Sanders killed us inside. Lucie set the paper down on the table. She thought of what the archivist had given her to understand: experiments on human beings, conducted by Canadian psychiatric institutions.
“So this Project MK-Ultra had covert branches in Canada?”
“Precisely. Despite the 1975 hearings, no one knew that the American invasion of the mind had reached Canada. With his Times article, and by sheer chance, David Lavoix had touched on a major element that incriminated the CIA still further, and to the highest degree.”
“So did you do it? Did you sue the CIA?”
With a gesture, Rotenberg invited Lucie to join him at his computer, on a desk near the library. He clicked through several password screens and then skimmed through his computer files. One bore the name “Szpilman’s Discoveries.” He clicked on another folder, titled “McGill Brainwashing,” and moused onto a PowerPoint file. Underneath it was an AVI video file called “Brainwash01.avi.”

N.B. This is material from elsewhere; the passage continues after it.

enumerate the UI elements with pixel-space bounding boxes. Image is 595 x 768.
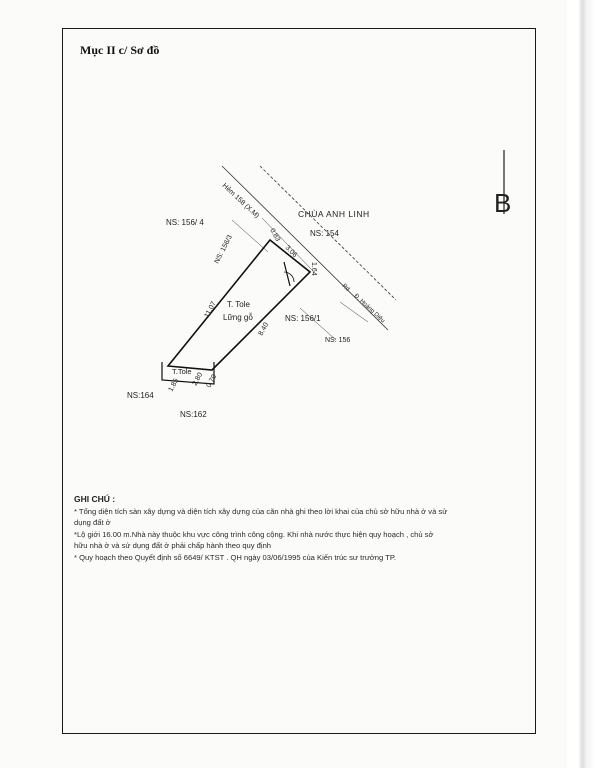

“Nine of Sanders’s patients, with their families’ support, brought suit following Lavoix’s example. The other McGill patients were either dead, too traumatized, or incapable of remembering the treatments they’d been subjected to. Now listen carefully to what I’m going to tell you—it’s essential for what follows. In 1973, the CIA, informed that reporters were sniffing around their affairs, had destroyed all the files concerning Project MK-Ultra. But the CIA is, above all, an enormous bureaucracy. Joseph Rauth was convinced that some traces had to remain of such an important project, which had extended over twenty-five years and involved dozens of directors and a staff of thousands. Under the auspices of the Rockefeller Commission, we were authorized access to documents or other materials relating to research into mind control. We hired an ex-CIA operative named Frank Macley to look into it. After several weeks of investigation, he confirmed that most of the files had been destroyed by two high-ranking officials: CIA Director Samuel Neels and one of his close associates, Michael Brown. But through his persistence, Macley unearthed seven huge crates of documents relating to MK-Ultra at the Agency’s records storage facility. Crates that had gotten lost in the administrative labyrinth. More than sixteen thousand pages on which the names had been redacted, but that related in detail how some ten million dollars had been spent for MK-Ultra via a hundred and forty-four universities in the United States and Canada, twelve hospitals, fifteen private companies—including Sanders’s—and three corrections facilities.”